Marlia Fatnowna said these kinds of approaches to the presentation of history are also helping to re-frame the way audiences understand historical events.
‘It’s another reminder that narratives can come through from the communities who are personally connected to those items and experiences, rather than only curatorial and academic staff or those who have expertise in that area,’ she said.

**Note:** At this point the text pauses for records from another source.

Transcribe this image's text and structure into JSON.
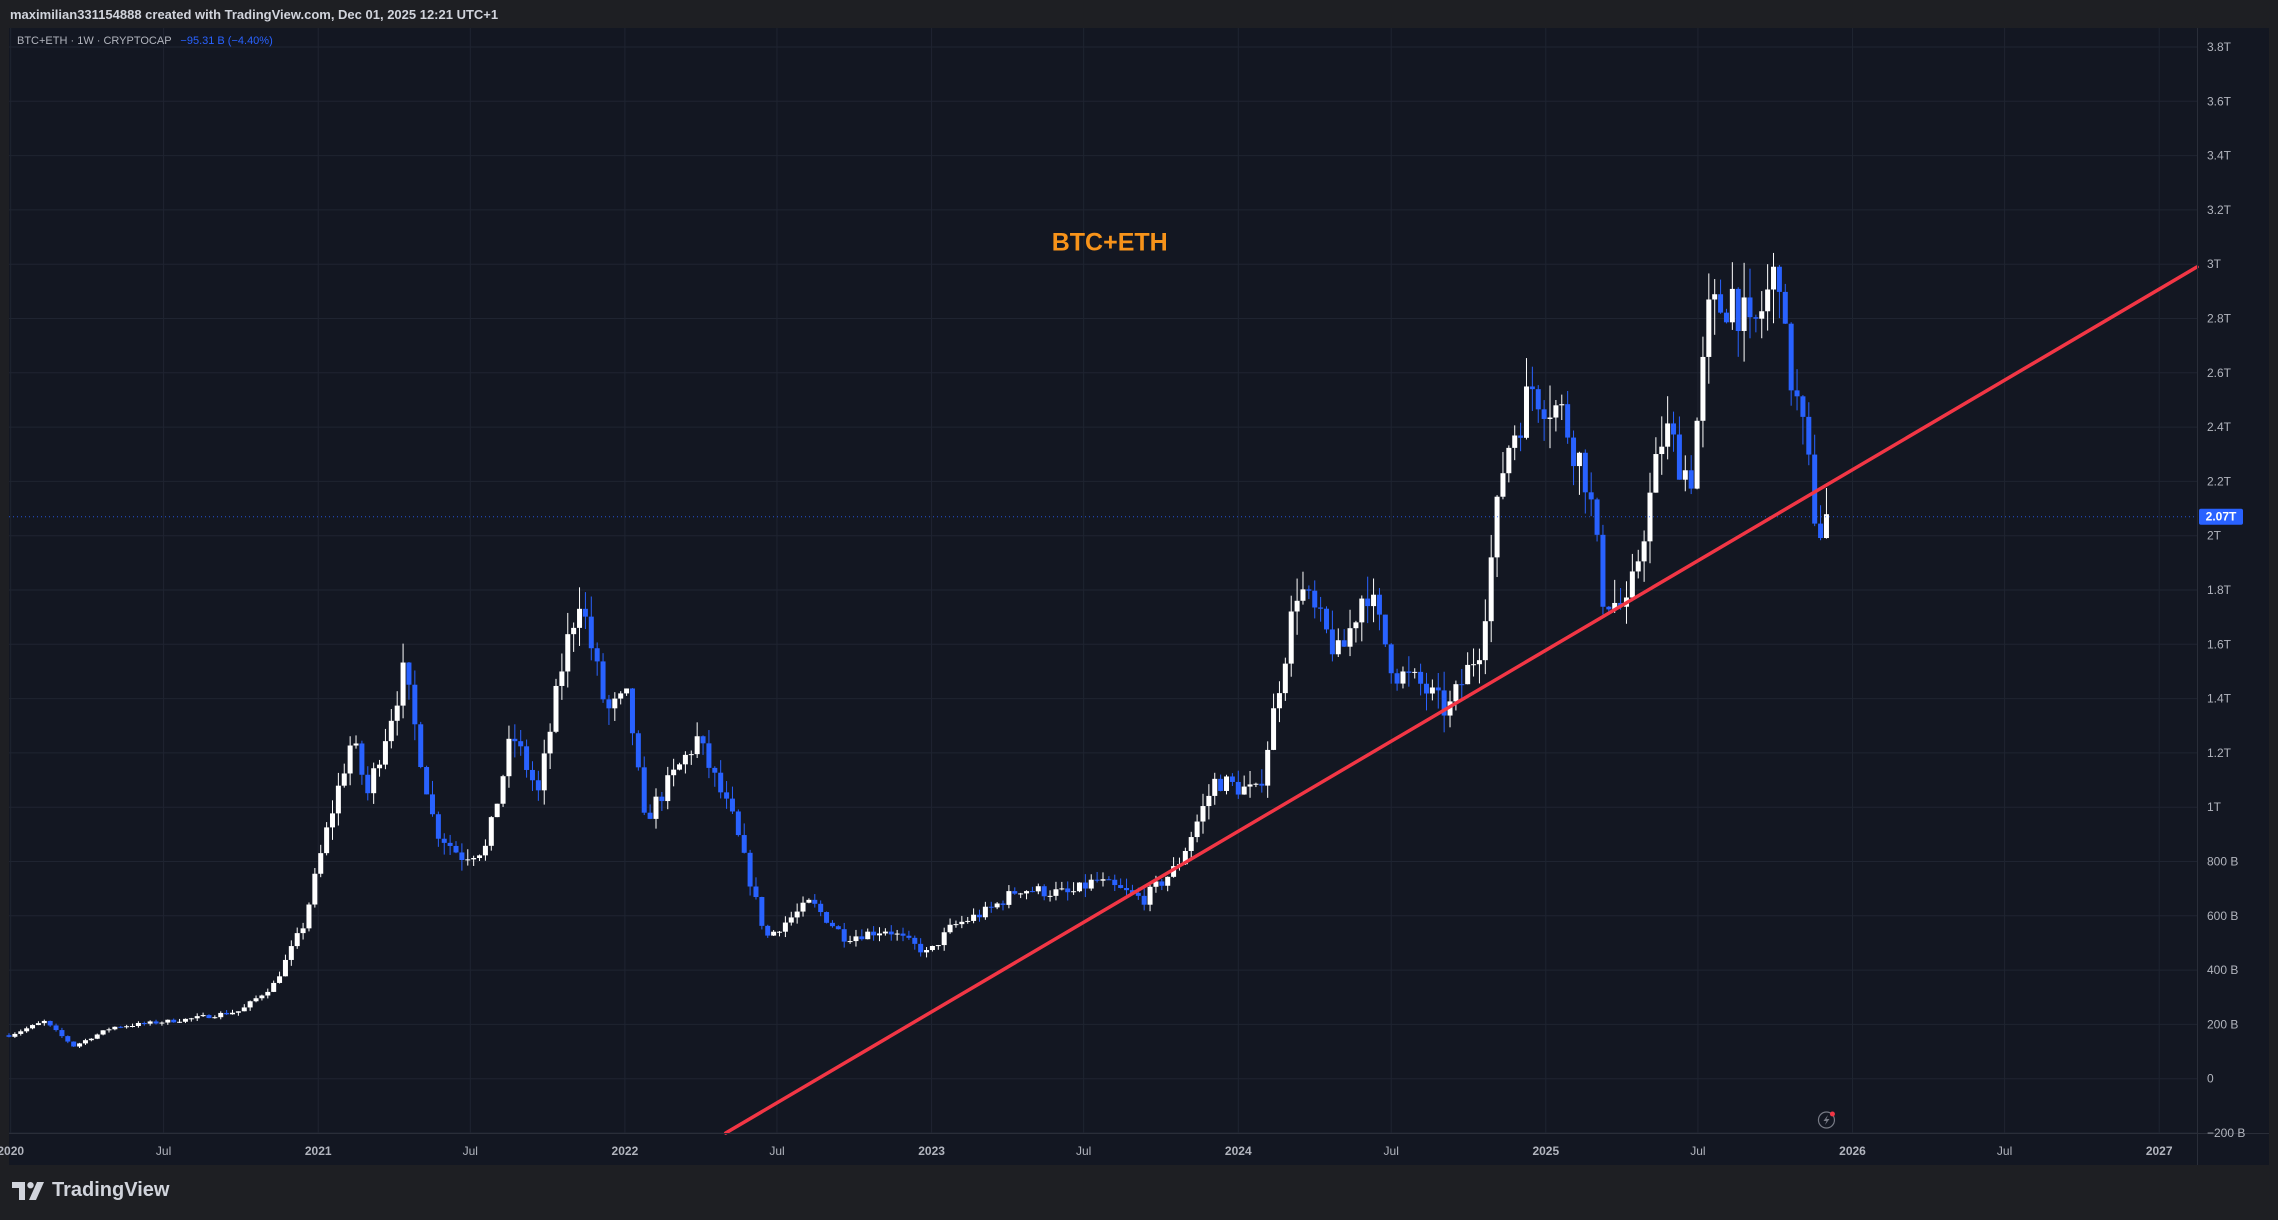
{
  "attribution": "maximilian331154888 created with TradingView.com, Dec 01, 2025 12:21 UTC+1",
  "legend": {
    "symbol": "BTC+ETH · 1W · CRYPTOCAP",
    "change": "−95.31 B (−4.40%)"
  },
  "brand": {
    "name": "TradingView"
  },
  "colors": {
    "background": "#131722",
    "frame": "#1e1f23",
    "grid": "#1f2431",
    "up": "#ffffff",
    "down": "#2962ff",
    "trendline": "#f23645",
    "annotation": "#f7931a",
    "price_tag": "#2962ff"
  },
  "chart_data": {
    "type": "candlestick",
    "title": "BTC+ETH",
    "interval": "1W",
    "source": "CRYPTOCAP",
    "y_unit": "USD",
    "ylim": [
      -200000000000.0,
      3870000000000.0
    ],
    "xlim": [
      "2019-12-30",
      "2027-02-15"
    ],
    "y_ticks": [
      {
        "value": -200000000000.0,
        "label": "−200 B"
      },
      {
        "value": 0,
        "label": "0"
      },
      {
        "value": 200000000000.0,
        "label": "200 B"
      },
      {
        "value": 400000000000.0,
        "label": "400 B"
      },
      {
        "value": 600000000000.0,
        "label": "600 B"
      },
      {
        "value": 800000000000.0,
        "label": "800 B"
      },
      {
        "value": 1000000000000.0,
        "label": "1T"
      },
      {
        "value": 1200000000000.0,
        "label": "1.2T"
      },
      {
        "value": 1400000000000.0,
        "label": "1.4T"
      },
      {
        "value": 1600000000000.0,
        "label": "1.6T"
      },
      {
        "value": 1800000000000.0,
        "label": "1.8T"
      },
      {
        "value": 2000000000000.0,
        "label": "2T"
      },
      {
        "value": 2200000000000.0,
        "label": "2.2T"
      },
      {
        "value": 2400000000000.0,
        "label": "2.4T"
      },
      {
        "value": 2600000000000.0,
        "label": "2.6T"
      },
      {
        "value": 2800000000000.0,
        "label": "2.8T"
      },
      {
        "value": 3000000000000.0,
        "label": "3T"
      },
      {
        "value": 3200000000000.0,
        "label": "3.2T"
      },
      {
        "value": 3400000000000.0,
        "label": "3.4T"
      },
      {
        "value": 3600000000000.0,
        "label": "3.6T"
      },
      {
        "value": 3800000000000.0,
        "label": "3.8T"
      }
    ],
    "x_ticks": [
      {
        "date": "2020-01-01",
        "label": "2020",
        "major": true
      },
      {
        "date": "2020-07-01",
        "label": "Jul",
        "major": false
      },
      {
        "date": "2021-01-01",
        "label": "2021",
        "major": true
      },
      {
        "date": "2021-07-01",
        "label": "Jul",
        "major": false
      },
      {
        "date": "2022-01-01",
        "label": "2022",
        "major": true
      },
      {
        "date": "2022-07-01",
        "label": "Jul",
        "major": false
      },
      {
        "date": "2023-01-01",
        "label": "2023",
        "major": true
      },
      {
        "date": "2023-07-01",
        "label": "Jul",
        "major": false
      },
      {
        "date": "2024-01-01",
        "label": "2024",
        "major": true
      },
      {
        "date": "2024-07-01",
        "label": "Jul",
        "major": false
      },
      {
        "date": "2025-01-01",
        "label": "2025",
        "major": true
      },
      {
        "date": "2025-07-01",
        "label": "Jul",
        "major": false
      },
      {
        "date": "2026-01-01",
        "label": "2026",
        "major": true
      },
      {
        "date": "2026-07-01",
        "label": "Jul",
        "major": false
      },
      {
        "date": "2027-01-01",
        "label": "2027",
        "major": true
      }
    ],
    "last_price": {
      "value": 2070000000000.0,
      "label": "2.07T"
    },
    "annotation": {
      "text": "BTC+ETH",
      "date": "2023-08-01",
      "value": 3050000000000.0
    },
    "trendline": {
      "from": {
        "date": "2022-05-01",
        "value": -200000000000.0
      },
      "to": {
        "date": "2027-02-15",
        "value": 2990000000000.0
      }
    },
    "close_path": [
      [
        "2019-12-30",
        160000000000.0
      ],
      [
        "2020-02-10",
        210000000000.0
      ],
      [
        "2020-03-16",
        120000000000.0
      ],
      [
        "2020-05-01",
        190000000000.0
      ],
      [
        "2020-08-01",
        220000000000.0
      ],
      [
        "2020-10-01",
        250000000000.0
      ],
      [
        "2020-11-10",
        350000000000.0
      ],
      [
        "2020-12-15",
        570000000000.0
      ],
      [
        "2021-01-10",
        900000000000.0
      ],
      [
        "2021-02-10",
        1250000000000.0
      ],
      [
        "2021-03-01",
        1050000000000.0
      ],
      [
        "2021-04-13",
        1500000000000.0
      ],
      [
        "2021-05-20",
        920000000000.0
      ],
      [
        "2021-06-20",
        820000000000.0
      ],
      [
        "2021-07-20",
        850000000000.0
      ],
      [
        "2021-08-20",
        1270000000000.0
      ],
      [
        "2021-09-20",
        1050000000000.0
      ],
      [
        "2021-10-20",
        1550000000000.0
      ],
      [
        "2021-11-08",
        1780000000000.0
      ],
      [
        "2021-12-10",
        1350000000000.0
      ],
      [
        "2022-01-05",
        1400000000000.0
      ],
      [
        "2022-01-24",
        950000000000.0
      ],
      [
        "2022-03-28",
        1250000000000.0
      ],
      [
        "2022-05-10",
        950000000000.0
      ],
      [
        "2022-06-18",
        520000000000.0
      ],
      [
        "2022-08-10",
        650000000000.0
      ],
      [
        "2022-09-20",
        520000000000.0
      ],
      [
        "2022-11-09",
        550000000000.0
      ],
      [
        "2022-12-28",
        460000000000.0
      ],
      [
        "2023-01-25",
        560000000000.0
      ],
      [
        "2023-03-10",
        620000000000.0
      ],
      [
        "2023-04-15",
        700000000000.0
      ],
      [
        "2023-06-15",
        680000000000.0
      ],
      [
        "2023-07-15",
        730000000000.0
      ],
      [
        "2023-09-10",
        660000000000.0
      ],
      [
        "2023-10-20",
        780000000000.0
      ],
      [
        "2023-12-05",
        1100000000000.0
      ],
      [
        "2024-01-25",
        1050000000000.0
      ],
      [
        "2024-03-12",
        1820000000000.0
      ],
      [
        "2024-05-01",
        1550000000000.0
      ],
      [
        "2024-06-01",
        1820000000000.0
      ],
      [
        "2024-07-05",
        1500000000000.0
      ],
      [
        "2024-08-05",
        1450000000000.0
      ],
      [
        "2024-09-06",
        1350000000000.0
      ],
      [
        "2024-10-15",
        1600000000000.0
      ],
      [
        "2024-11-13",
        2300000000000.0
      ],
      [
        "2024-12-16",
        2550000000000.0
      ],
      [
        "2025-01-20",
        2450000000000.0
      ],
      [
        "2025-02-20",
        2200000000000.0
      ],
      [
        "2025-03-10",
        1780000000000.0
      ],
      [
        "2025-04-08",
        1720000000000.0
      ],
      [
        "2025-05-22",
        2400000000000.0
      ],
      [
        "2025-06-22",
        2200000000000.0
      ],
      [
        "2025-07-14",
        2800000000000.0
      ],
      [
        "2025-08-13",
        2900000000000.0
      ],
      [
        "2025-09-01",
        2720000000000.0
      ],
      [
        "2025-10-06",
        3000000000000.0
      ],
      [
        "2025-10-11",
        2720000000000.0
      ],
      [
        "2025-11-05",
        2350000000000.0
      ],
      [
        "2025-11-21",
        2000000000000.0
      ],
      [
        "2025-12-01",
        2070000000000.0
      ]
    ]
  }
}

Sarah Cole recounted a similar approach taken by the Sydney Jewish Museum which left a strong impression with her, and which she says has helped shaped her thinking around truth-telling in museum contexts.
‘It was about how to teach legacies of genocide, and we heard first person accounts from survivors of the Stolen Generation, the Rwandan genocide, the Cambodian genocide, and Jewish scholars of the Shoah.
‘These survivors were unanimous on one thing, that while the message is vital, the trauma should not be passed on, as much as possible.
‘So, they were trying to make us aware that it’s not about censorship, but it is about sensitivity,’ she said.
Galup VR is showing at WA Museum Boorla Bardip from 3-17 July, produced by Same Drum, presented by WA Museum in association with Perth Festival.